[governance] Substance: What issues should the WGIG focus on?

Harold Feld hfeld at MEDIAACCESS.ORG
Wed Sep 8 22:32:55 CEST 2004


Allow me to suggest an addition:

5. Access to number space in a manner that fosters non-commercial access
and is competitively neutral.

Harold Feld

At 11:38 AM 9/5/2004, Milton Mueller wrote:
> >>> "William Drake" <wdrake at ictsd.ch> 9/5/2004 12:23:56 AM >>>
> >Can we identify five to seven leading issues and recommendations
> >that we think are the most pressing with regard to IG?  These can
> >be either individual issue-areas (e.g. management of identifiers is
> >obviously one of them) or cross-cutting meta-level problems.
>
>Our forthcoming report will clarify many of these issues.
>We (the Internet Governance Project) will be able to release
>it in a few days. At the moment we are still subject to a
>vetting process. Unfortunately, some of the actors are playing
>games, either strategically refusing to comment or commenting
>privately but telling us that they are officially "not commenting"
>(but still giving us some valuable insight into what they think).
>
>Nevertheless, I can identify several areas that I think will
>prove to be strategic:
>
>1. Relationship of Intellectual Property Protection to
>Free Expression and Privacy.
>I believe that certain international organizations and
>perhaps some business interests will attempt to claim
>that IPR is off the table, and that it has nothing to do
>with Internet governance. Nothing could be further
>from the truth. The Internet has forced a complete
>revision of global copyright and trademark agreements
>In a variety of venues, including
>WIPO and ICANN, we see IPR protection issues
>coming into direct contact with free expression and
>privacy norms and even some scientific inquiry norms.
>These issues should not be worked out exclusively
>in arenas such as WIPO, which are historically mandated
>to serve IPR interests and see IP owners as their
>constituency.
>
>2. ICANN's status as a non-state actor.
>This is a tricky one. ICANN is under attack on three fronts,
>1) its basis in US Govt/law 2) its non-governmental nature
>3) the degree to which it does "policy" as opposed to
>"technical management" (which may be just an extension of
>issue 2). There is no doubt that specific governments intend
>to make an issue of this, and there is still the possibility that
>it will overwhelm everything else. Imho, we need to defend
>the multi-stakeholder, non-state governance of the regime
>against the possibility that it will become more governmental
>and regulatory, while recognizing (critically) that ICANN *does*
>do policy and supporting efforts to find a model that
>does not rely on US govt contracting. There are some even
>deeper issues regarding the use of contracting as a global
>governance mechanism, too much to go into here.
>
>3. Relationship between security/surveillance on the
>Internet and civil liberties.
>Here again, the narrow, issue-specific regimes focused
>on attacking terrorism/crime tend to override other legitimate
>concerns.

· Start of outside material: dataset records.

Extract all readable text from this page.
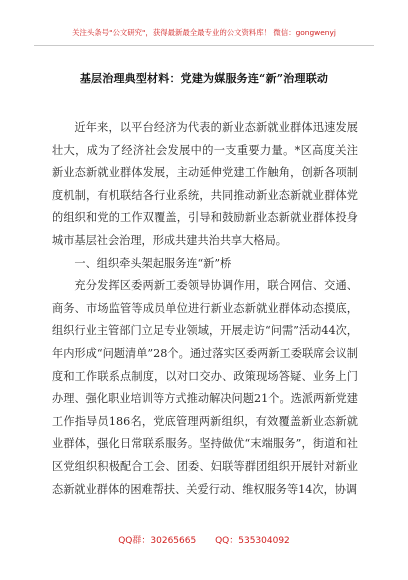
关注头条号"公文研究"，获得最新最全最专业的公文资料库！ 微信：gongwenyj
基层治理典型材料：党建为媒服务连“新”治理联动

近年来，以平台经济为代表的新业态新就业群体迅速发展壮大，成为了经济社会发展中的一支重要力量。*区高度关注新业态新就业群体发展，主动延伸党建工作触角，创新各项制度机制，有机联结各行业系统，共同推动新业态新就业群体党的组织和党的工作双覆盖，引导和鼓励新业态新就业群体投身城市基层社会治理，形成共建共治共享大格局。

一、组织牵头架起服务连“新”桥

充分发挥区委两新工委领导协调作用，联合网信、交通、商务、市场监管等成员单位进行新业态新就业群体动态摸底，组织行业主管部门立足专业领域，开展走访“问需”活动44次，年内形成“问题清单”28个。通过落实区委两新工委联席会议制度和工作联系点制度，以对口交办、政策现场答疑、业务上门办理、强化职业培训等方式推动解决问题21个。选派两新党建工作指导员186名，党底管理两新组织，有效覆盖新业态新就业群体，强化日常联系服务。坚持做优“末端服务”，街道和社区党组织积极配合工会、团委、妇联等群团组织开展针对新业态新就业群体的困难帮扶、关爱行动、维权服务等14次，协调

QQ群：30265665 QQ：535304092
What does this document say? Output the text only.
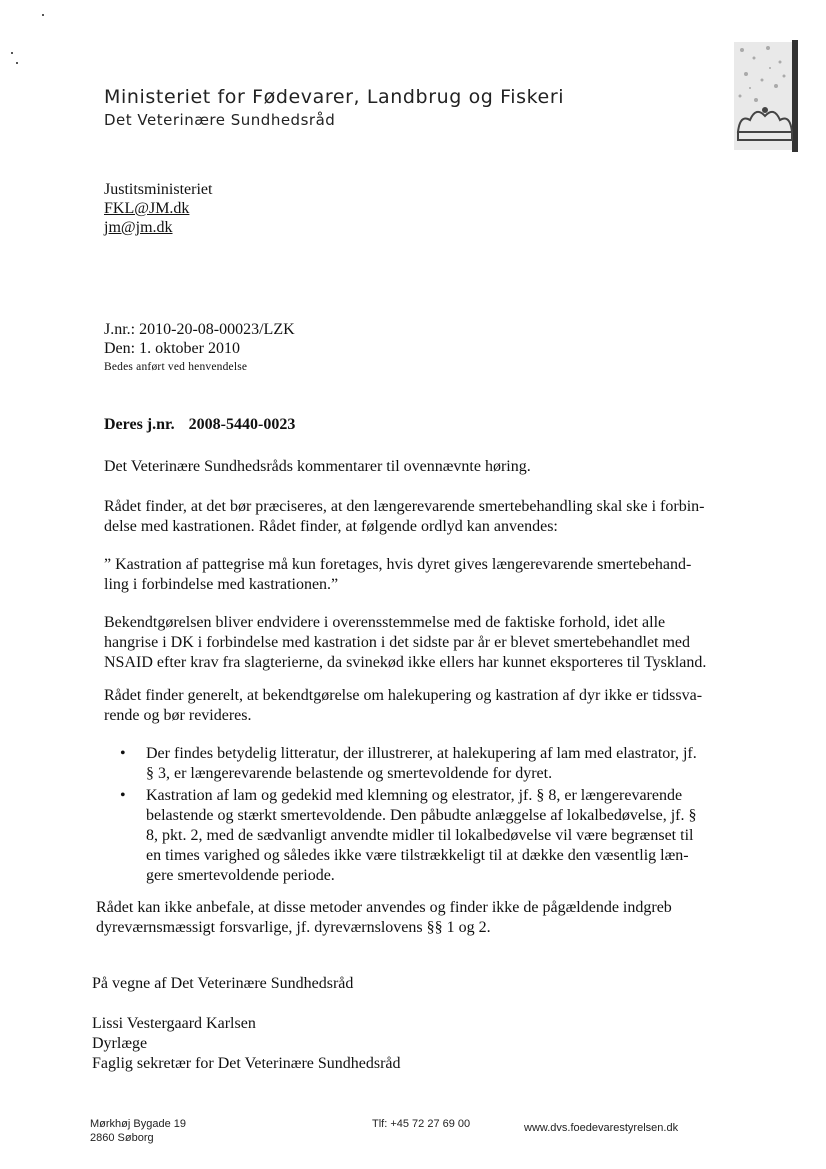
Ministeriet for Fødevarer, Landbrug og Fiskeri
Det Veterinære Sundhedsråd
Justitsministeriet
FKL@JM.dk
jm@jm.dk
J.nr.: 2010-20-08-00023/LZK
Den: 1. oktober 2010
Bedes anført ved henvendelse
Deres j.nr. 2008-5440-0023
Det Veterinære Sundhedsråds kommentarer til ovennævnte høring.
Rådet finder, at det bør præciseres, at den længerevarende smertebehandling skal ske i forbin-
delse med kastrationen. Rådet finder, at følgende ordlyd kan anvendes:
” Kastration af pattegrise må kun foretages, hvis dyret gives længerevarende smertebehand-
ling i forbindelse med kastrationen.”
Bekendtgørelsen bliver endvidere i overensstemmelse med de faktiske forhold, idet alle
hangrise i DK i forbindelse med kastration i det sidste par år er blevet smertebehandlet med
NSAID efter krav fra slagterierne, da svinekød ikke ellers har kunnet eksporteres til Tyskland.
Rådet finder generelt, at bekendtgørelse om halekupering og kastration af dyr ikke er tidssva-
rende og bør revideres.
• Der findes betydelig litteratur, der illustrerer, at halekupering af lam med elastrator, jf.
§ 3, er længerevarende belastende og smertevoldende for dyret.
• Kastration af lam og gedekid med klemning og elestrator, jf. § 8, er længerevarende
belastende og stærkt smertevoldende. Den påbudte anlæggelse af lokalbedøvelse, jf. §
8, pkt. 2, med de sædvanligt anvendte midler til lokalbedøvelse vil være begrænset til
en times varighed og således ikke være tilstrækkeligt til at dække den væsentlig læn-
gere smertevoldende periode.
Rådet kan ikke anbefale, at disse metoder anvendes og finder ikke de pågældende indgreb
dyreværnsmæssigt forsvarlige, jf. dyreværnslovens §§ 1 og 2.
På vegne af Det Veterinære Sundhedsråd
Lissi Vestergaard Karlsen
Dyrlæge
Faglig sekretær for Det Veterinære Sundhedsråd
Mørkhøj Bygade 19
2860 Søborg
Tlf: +45 72 27 69 00	www.dvs.foedevarestyrelsen.dk
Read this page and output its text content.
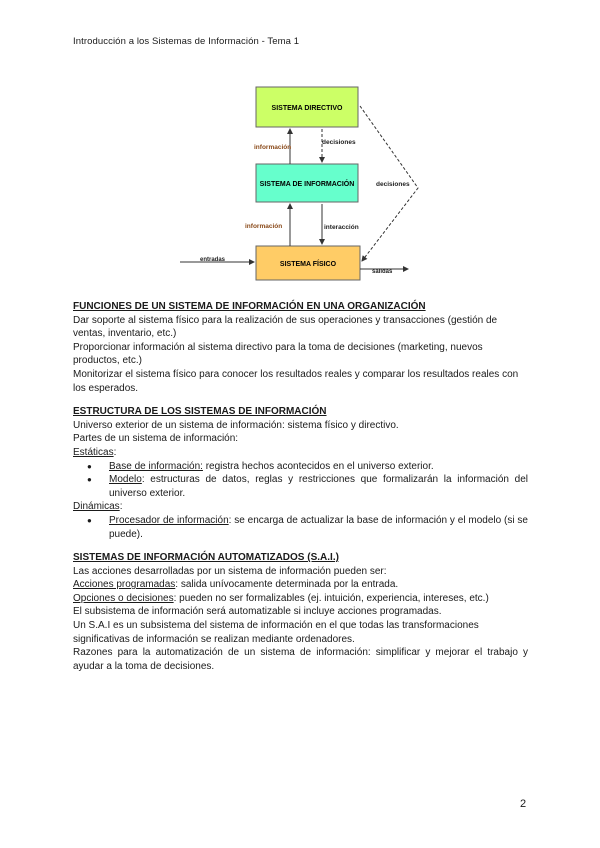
Introducción a los Sistemas de Información - Tema 1
SISTEMA DIRECTIVO
SISTEMA DE INFORMACIÓN
SISTEMA FÍSICO
información
decisiones
información	interacción
decisiones
entradas
salidas

FUNCIONES DE UN SISTEMA DE INFORMACIÓN EN UNA ORGANIZACIÓN

Dar soporte al sistema físico para la realización de sus operaciones y transacciones (gestión de ventas, inventario, etc.)

Proporcionar información al sistema directivo para la toma de decisiones (marketing, nuevos productos, etc.)

Monitorizar el sistema físico para conocer los resultados reales y comparar los resultados reales con los esperados.

ESTRUCTURA DE LOS SISTEMAS DE INFORMACIÓN

Universo exterior de un sistema de información: sistema físico y directivo.

Partes de un sistema de información:

Estáticas:

● Base de información: registra hechos acontecidos en el universo exterior.
● Modelo: estructuras de datos, reglas y restricciones que formalizarán la información del universo exterior.

Dinámicas:

● Procesador de información: se encarga de actualizar la base de información y el modelo (si se puede).

SISTEMAS DE INFORMACIÓN AUTOMATIZADOS (S.A.I.)

Las acciones desarrolladas por un sistema de información pueden ser:

Acciones programadas: salida unívocamente determinada por la entrada.

Opciones o decisiones: pueden no ser formalizables (ej. intuición, experiencia, intereses, etc.)

El subsistema de información será automatizable si incluye acciones programadas.

Un S.A.I es un subsistema del sistema de información en el que todas las transformaciones significativas de información se realizan mediante ordenadores.

Razones para la automatización de un sistema de información: simplificar y mejorar el trabajo y ayudar a la toma de decisiones.

2
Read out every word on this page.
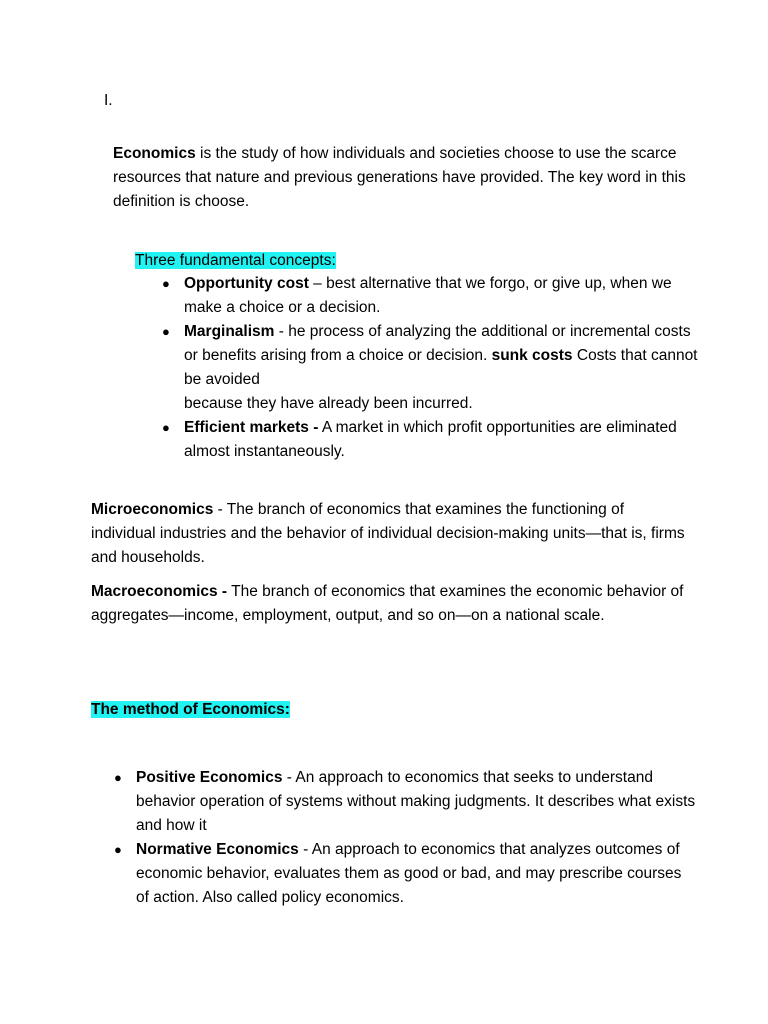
I.

Economics is the study of how individuals and societies choose to use the scarce resources that nature and previous generations have provided. The key word in this definition is choose.

Three fundamental concepts:

● Opportunity cost – best alternative that we forgo, or give up, when we make a choice or a decision.
● Marginalism - he process of analyzing the additional or incremental costs or benefits arising from a choice or decision. sunk costs Costs that cannot be avoided
because they have already been incurred.
● Efficient markets - A market in which profit opportunities are eliminated almost instantaneously.

Microeconomics - The branch of economics that examines the functioning of individual industries and the behavior of individual decision-making units—that is, firms and households.

Macroeconomics - The branch of economics that examines the economic behavior of aggregates—income, employment, output, and so on—on a national scale.

The method of Economics:

● Positive Economics - An approach to economics that seeks to understand behavior operation of systems without making judgments. It describes what exists and how it
● Normative Economics - An approach to economics that analyzes outcomes of economic behavior, evaluates them as good or bad, and may prescribe courses of action. Also called policy economics.
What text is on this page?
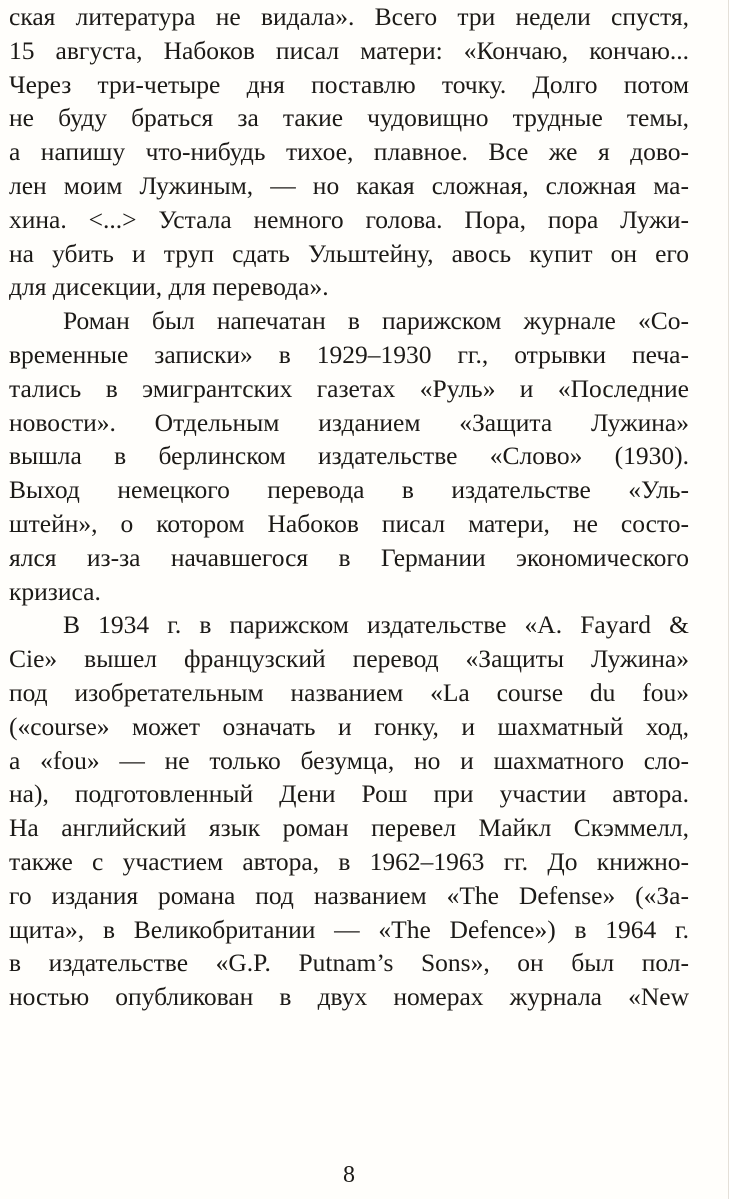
ская литература не видала». Всего три недели спустя,
15 августа, Набоков писал матери: «Кончаю, кончаю...
Через три-четыре дня поставлю точку. Долго потом
не буду браться за такие чудовищно трудные темы,
а напишу что-нибудь тихое, плавное. Все же я дово-
лен моим Лужиным, — но какая сложная, сложная ма-
хина. <...> Устала немного голова. Пора, пора Лужи-
на убить и труп сдать Ульштейну, авось купит он его
для дисекции, для перевода».
Роман был напечатан в парижском журнале «Со-
временные записки» в 1929–1930 гг., отрывки печа-
тались в эмигрантских газетах «Руль» и «Последние
новости». Отдельным изданием «Защита Лужина»
вышла в берлинском издательстве «Слово» (1930).
Выход немецкого перевода в издательстве «Уль-
штейн», о котором Набоков писал матери, не состо-
ялся из-за начавшегося в Германии экономического
кризиса.
В 1934 г. в парижском издательстве «A. Fayard &
Cie» вышел французский перевод «Защиты Лужина»
под изобретательным названием «La course du fou»
(«course» может означать и гонку, и шахматный ход,
а «fou» — не только безумца, но и шахматного сло-
на), подготовленный Дени Рош при участии автора.
На английский язык роман перевел Майкл Скэммелл,
также с участием автора, в 1962–1963 гг. До книжно-
го издания романа под названием «The Defense» («За-
щита», в Великобритании — «The Defence») в 1964 г.
в издательстве «G.P. Putnam’s Sons», он был пол-
ностью опубликован в двух номерах журнала «New
8
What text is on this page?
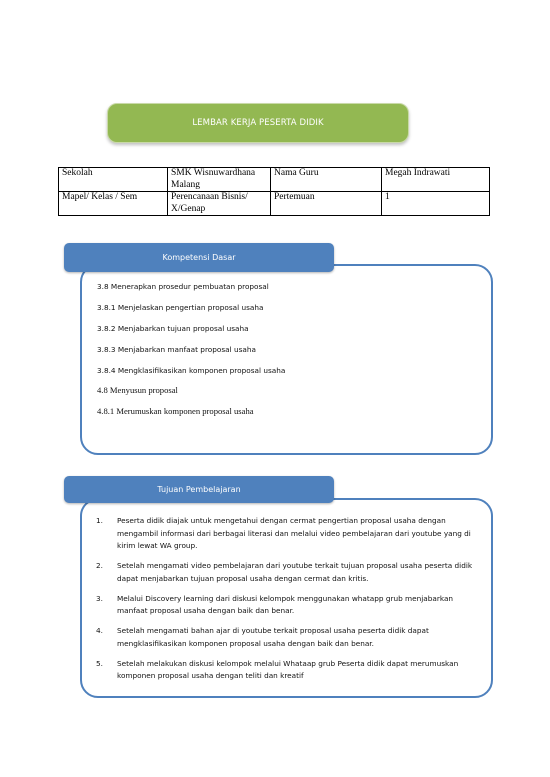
LEMBAR KERJA PESERTA DIDIK
Sekolah	SMK Wisnuwardhana Malang	Nama Guru	Megah Indrawati
Mapel/ Kelas / Sem	Perencanaan Bisnis/ X/Genap	Pertemuan	1
Kompetensi Dasar
3.8 Menerapkan prosedur pembuatan proposal
3.8.1 Menjelaskan pengertian proposal usaha
3.8.2 Menjabarkan tujuan proposal usaha
3.8.3 Menjabarkan manfaat proposal usaha
3.8.4 Mengklasifikasikan komponen proposal usaha
4.8 Menyusun proposal
4.8.1 Merumuskan komponen proposal usaha
Tujuan Pembelajaran
1. Peserta didik diajak untuk mengetahui dengan cermat pengertian proposal usaha dengan mengambil informasi dari berbagai literasi dan melalui video pembelajaran dari youtube yang di kirim lewat WA group.
2. Setelah mengamati video pembelajaran dari youtube terkait tujuan proposal usaha peserta didik dapat menjabarkan tujuan proposal usaha dengan cermat dan kritis.
3. Melalui Discovery learning dari diskusi kelompok menggunakan whatapp grub menjabarkan manfaat proposal usaha dengan baik dan benar.
4. Setelah mengamati bahan ajar di youtube terkait proposal usaha peserta didik dapat mengklasifikasikan komponen proposal usaha dengan baik dan benar.
5. Setelah melakukan diskusi kelompok melalui Whataap grub Peserta didik dapat merumuskan komponen proposal usaha dengan teliti dan kreatif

We could promote a broadened dialogue
>that forces Internet surveillance and security measures to be
>respectful of human rights in a globally uniform way.
>
>4. Right to internetwork globally
>The most fundamental issue is the hardest to convey.
>Territorial governments must formally recognize and
>explicitly accept the non-territorial nature of IP networking
>and the Internet's architecture. No serious agreements about
>Internet governance in any given area can be made until that
>issue is dealt with. Either the potential of global networking
>is accepted as a factual starting point, or governance
>gravitates toward chopping it up into territorially-controlled
>architectures and resource allocation procedures (thus
>destroying much of the value of the Internet). It may be
>too much to ask territorial governments to accept the
>reality and salience of nonterritorial interconnection, but
>that is really the choice they are faced with.